Calculate change with the same definitions
Suppose the share meeting a skills threshold rises from 30% to 45%. The difference is 15 percentage points. Relative to the baseline, the increase is 50%: (45 − 30) ÷ 30 × 100. These are different statements. When the baseline is zero, this relative percentage-change formula is undefined; report the absolute change.
For paired data, calculate change among people observed at both times and report how many were matched. Also show coverage of the original group. If people with the greatest barriers are less likely to answer follow-up, the matched group may give an overly favorable picture.
For repeated samples, compare population estimates only after checking whether sample composition and collection methods changed. A change in the mix of respondents can move an average even when no individual improves.
What if the baseline is missing?
First look for relevant earlier administrative records, assessments or routine measures. Check whether they describe the same population, outcome and time period. Label any reconstructed baseline and document its limitations.
A retrospective question—asking people now to recall their earlier condition—can be useful in some settings, but recall and changed understanding can affect the answer. Do not present it as equivalent to a measurement collected before the program. If no credible baseline exists, describe current conditions and establish a starting point for future measurement rather than inventing a before figure.
Keep qualitative evidence beside the numbers
A starting interview can explain barriers that a score misses: limited equipment, irregular shifts or uncertainty about a process. At follow-up, ask what changed and what made that change easier or harder. Apply a consistent coding approach while allowing unexpected findings.

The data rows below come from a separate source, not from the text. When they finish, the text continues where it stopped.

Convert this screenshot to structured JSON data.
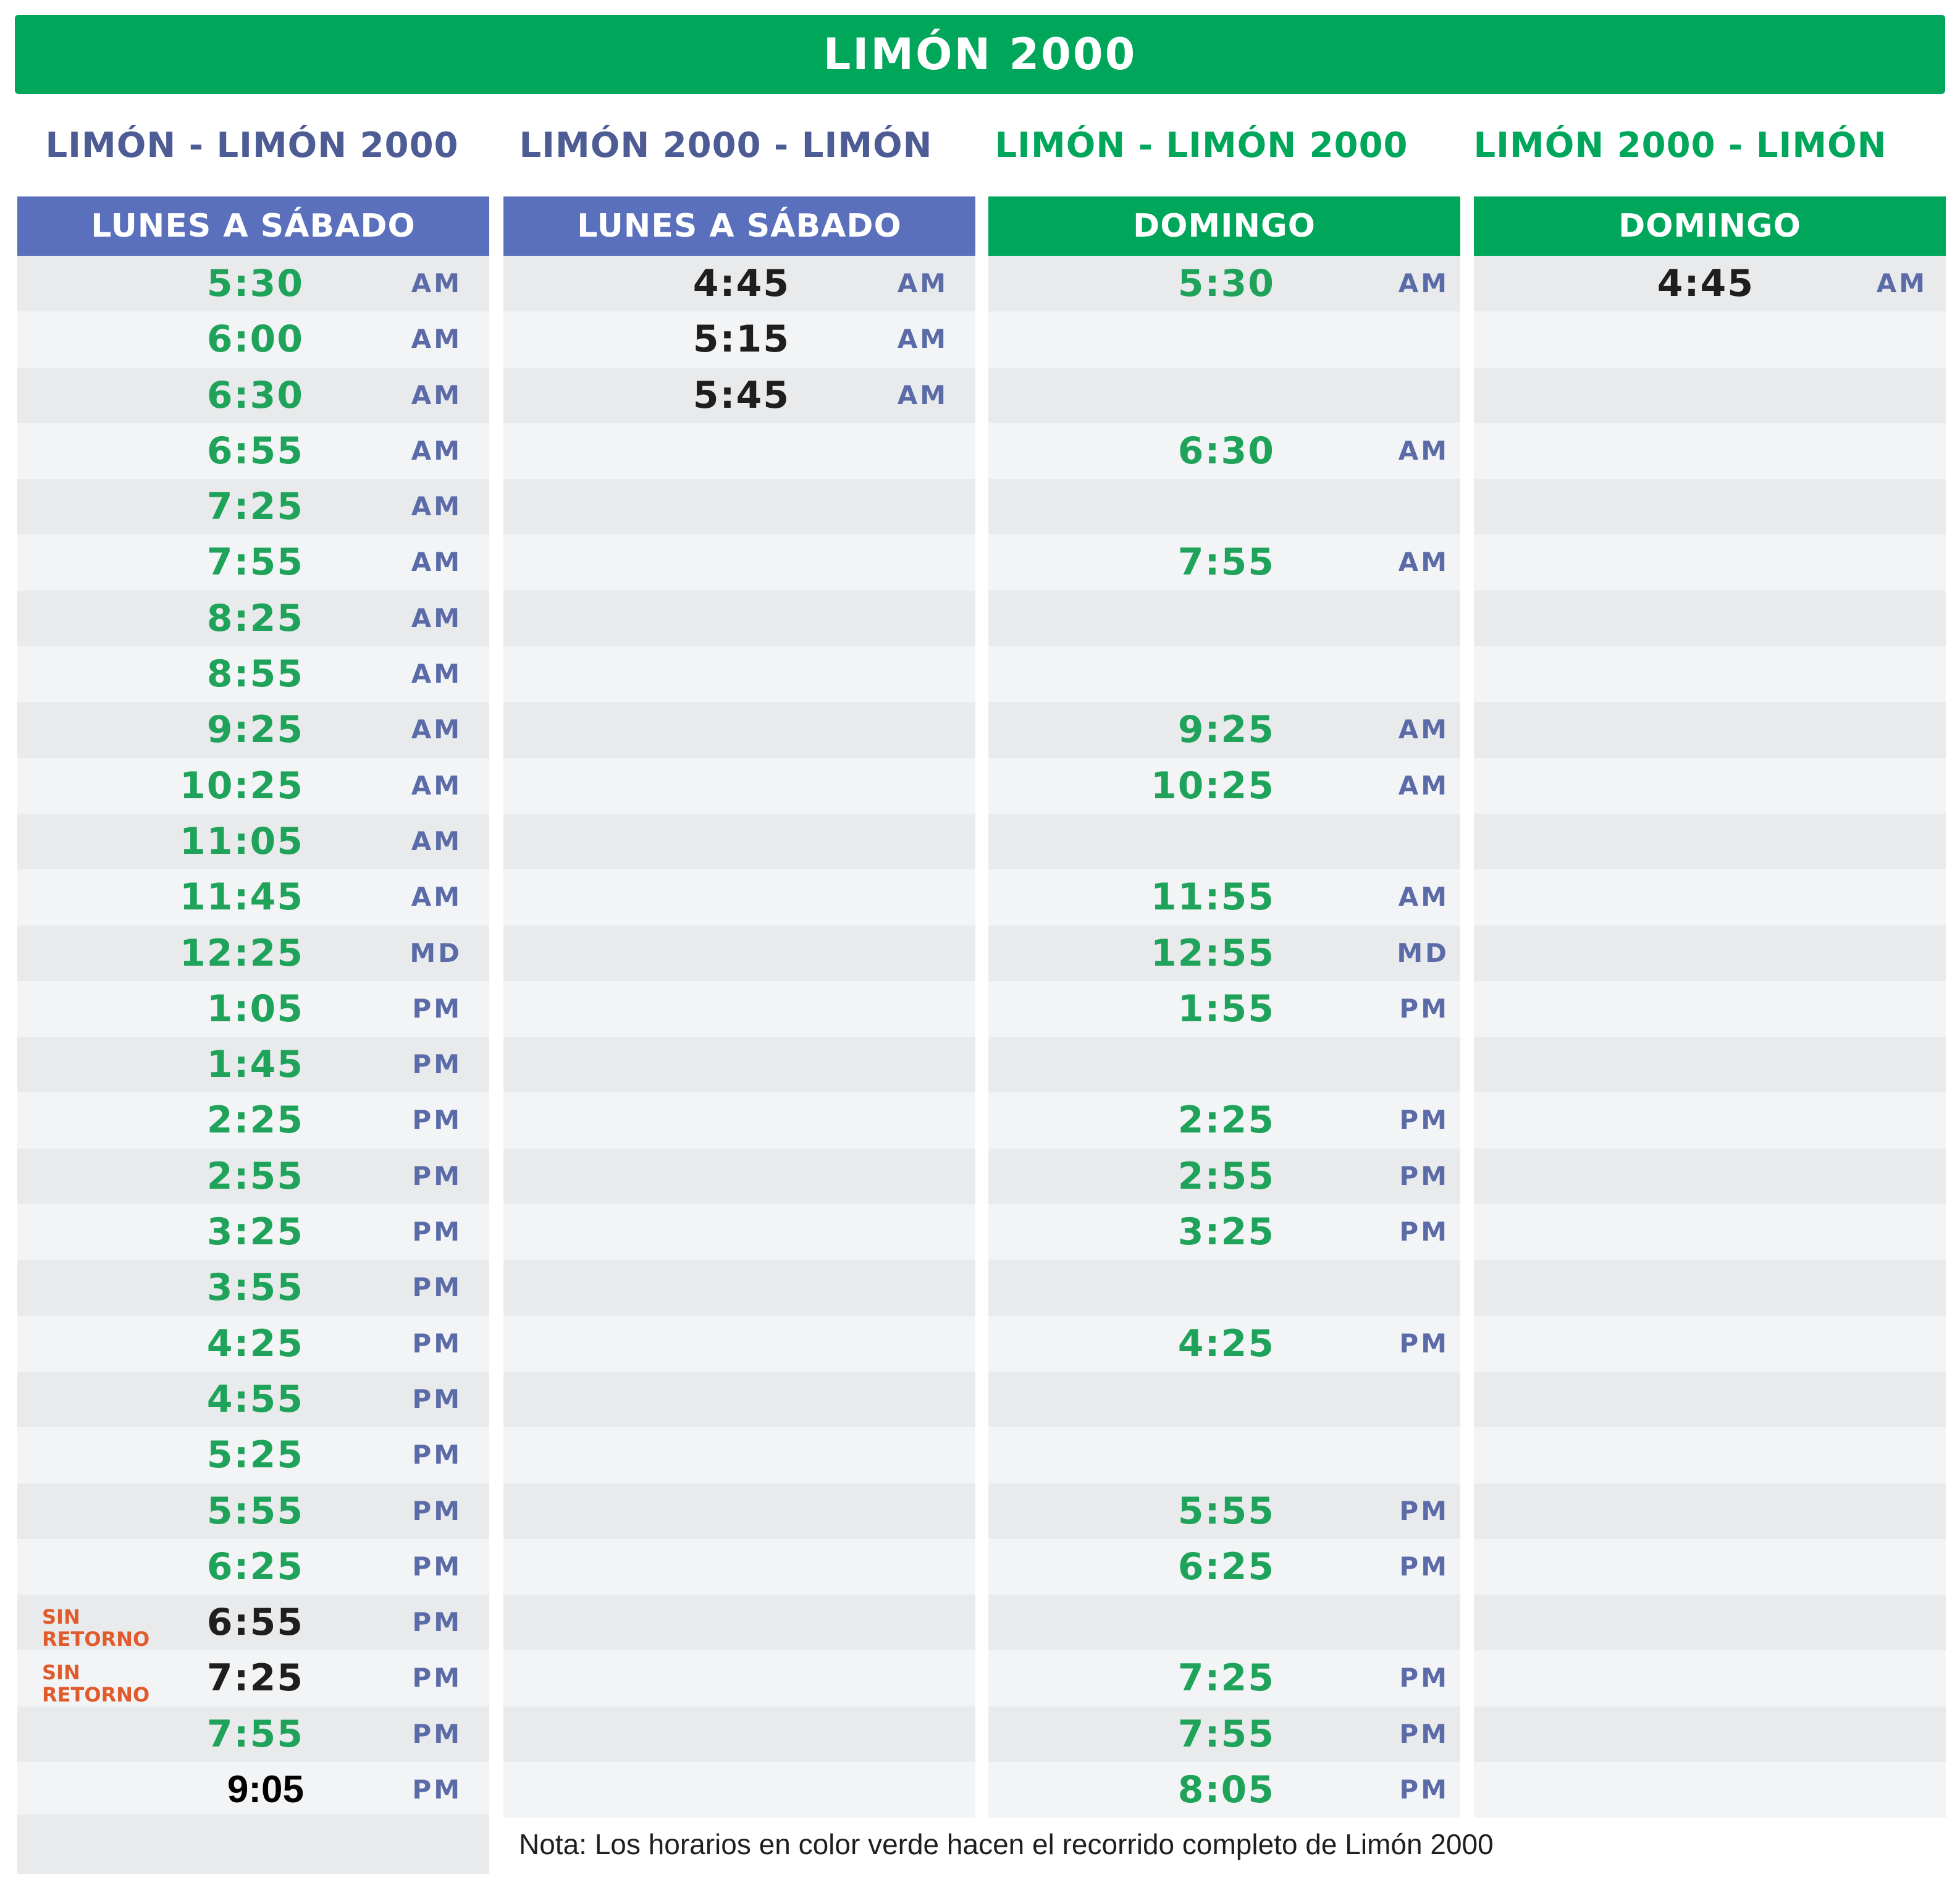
{
  "title": "LIMÓN 2000",
  "columns": [
    {
      "route": "LIMÓN - LIMÓN 2000",
      "day": "LUNES A SÁBADO",
      "rows": [
        {
          "time": "5:30",
          "period": "AM",
          "style": "g"
        },
        {
          "time": "6:00",
          "period": "AM",
          "style": "g"
        },
        {
          "time": "6:30",
          "period": "AM",
          "style": "g"
        },
        {
          "time": "6:55",
          "period": "AM",
          "style": "g"
        },
        {
          "time": "7:25",
          "period": "AM",
          "style": "g"
        },
        {
          "time": "7:55",
          "period": "AM",
          "style": "g"
        },
        {
          "time": "8:25",
          "period": "AM",
          "style": "g"
        },
        {
          "time": "8:55",
          "period": "AM",
          "style": "g"
        },
        {
          "time": "9:25",
          "period": "AM",
          "style": "g"
        },
        {
          "time": "10:25",
          "period": "AM",
          "style": "g"
        },
        {
          "time": "11:05",
          "period": "AM",
          "style": "g"
        },
        {
          "time": "11:45",
          "period": "AM",
          "style": "g"
        },
        {
          "time": "12:25",
          "period": "MD",
          "style": "g"
        },
        {
          "time": "1:05",
          "period": "PM",
          "style": "g"
        },
        {
          "time": "1:45",
          "period": "PM",
          "style": "g"
        },
        {
          "time": "2:25",
          "period": "PM",
          "style": "g"
        },
        {
          "time": "2:55",
          "period": "PM",
          "style": "g"
        },
        {
          "time": "3:25",
          "period": "PM",
          "style": "g"
        },
        {
          "time": "3:55",
          "period": "PM",
          "style": "g"
        },
        {
          "time": "4:25",
          "period": "PM",
          "style": "g"
        },
        {
          "time": "4:55",
          "period": "PM",
          "style": "g"
        },
        {
          "time": "5:25",
          "period": "PM",
          "style": "g"
        },
        {
          "time": "5:55",
          "period": "PM",
          "style": "g"
        },
        {
          "time": "6:25",
          "period": "PM",
          "style": "g"
        },
        {
          "time": "6:55",
          "period": "PM",
          "style": "k",
          "tag": "SIN RETORNO"
        },
        {
          "time": "7:25",
          "period": "PM",
          "style": "k",
          "tag": "SIN RETORNO"
        },
        {
          "time": "7:55",
          "period": "PM",
          "style": "g"
        },
        {
          "time": "9:05",
          "period": "PM",
          "style": "bk"
        }
      ]
    },
    {
      "route": "LIMÓN 2000 - LIMÓN",
      "day": "LUNES A SÁBADO",
      "rows": [
        {
          "time": "4:45",
          "period": "AM",
          "style": "k"
        },
        {
          "time": "5:15",
          "period": "AM",
          "style": "k"
        },
        {
          "time": "5:45",
          "period": "AM",
          "style": "k"
        },
        {},
        {},
        {},
        {},
        {},
        {},
        {},
        {},
        {},
        {},
        {},
        {},
        {},
        {},
        {},
        {},
        {},
        {},
        {},
        {},
        {},
        {},
        {},
        {},
        {}
      ]
    },
    {
      "route": "LIMÓN - LIMÓN 2000",
      "day": "DOMINGO",
      "rows": [
        {
          "time": "5:30",
          "period": "AM",
          "style": "g"
        },
        {},
        {},
        {
          "time": "6:30",
          "period": "AM",
          "style": "g"
        },
        {},
        {
          "time": "7:55",
          "period": "AM",
          "style": "g"
        },
        {},
        {},
        {
          "time": "9:25",
          "period": "AM",
          "style": "g"
        },
        {
          "time": "10:25",
          "period": "AM",
          "style": "g"
        },
        {},
        {
          "time": "11:55",
          "period": "AM",
          "style": "g"
        },
        {
          "time": "12:55",
          "period": "MD",
          "style": "g"
        },
        {
          "time": "1:55",
          "period": "PM",
          "style": "g"
        },
        {},
        {
          "time": "2:25",
          "period": "PM",
          "style": "g"
        },
        {
          "time": "2:55",
          "period": "PM",
          "style": "g"
        },
        {
          "time": "3:25",
          "period": "PM",
          "style": "g"
        },
        {},
        {
          "time": "4:25",
          "period": "PM",
          "style": "g"
        },
        {},
        {},
        {
          "time": "5:55",
          "period": "PM",
          "style": "g"
        },
        {
          "time": "6:25",
          "period": "PM",
          "style": "g"
        },
        {},
        {
          "time": "7:25",
          "period": "PM",
          "style": "g"
        },
        {
          "time": "7:55",
          "period": "PM",
          "style": "g"
        },
        {
          "time": "8:05",
          "period": "PM",
          "style": "g"
        }
      ]
    },
    {
      "route": "LIMÓN 2000 - LIMÓN",
      "day": "DOMINGO",
      "rows": [
        {
          "time": "4:45",
          "period": "AM",
          "style": "k"
        },
        {},
        {},
        {},
        {},
        {},
        {},
        {},
        {},
        {},
        {},
        {},
        {},
        {},
        {},
        {},
        {},
        {},
        {},
        {},
        {},
        {},
        {},
        {},
        {},
        {},
        {},
        {}
      ]
    }
  ],
  "note": "Nota: Los horarios en color verde hacen el recorrido completo de Limón 2000"
}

Where linking is appropriate, keep responses, documents and observations attached to the relevant record. AI can help organize text, but a reviewer should check themes against the source, especially uncommon or contradictory responses. Collection-time validation reduces errors; it does not remove the need for quality checks.
Use the baseline to make a decision
Before follow-up, agree what finding would change the plan. For example, low starting skill may call for prerequisite support; long waiting times at one site may call for a process review. Use the baseline to understand starting conditions, not to blame participants or to choose only easy-to-serve groups.
For collection design, continue to pre and post surveys. For the broader evaluation purpose, see CDC’s evaluation framework.
Frequently asked questions
Is baseline data always collected before a program?
Ideally it describes conditions before the intervention. If you reconstruct it later or use an existing earlier source, state that clearly and assess comparability.
Does baseline data need to be quantitative?
No. Interviews, observations and document evidence can describe starting conditions. Use a systematic approach and retain the collection context.
Can baseline and endline use different people?
Yes, for some population-level questions. Comparable repeated samples can describe group trends; they cannot establish individual change.
Does improvement from baseline prove the program worked?
No. Other changes, measurement effects and differences in respondents may explain part of the result. The evaluation design determines what causal claims are justified.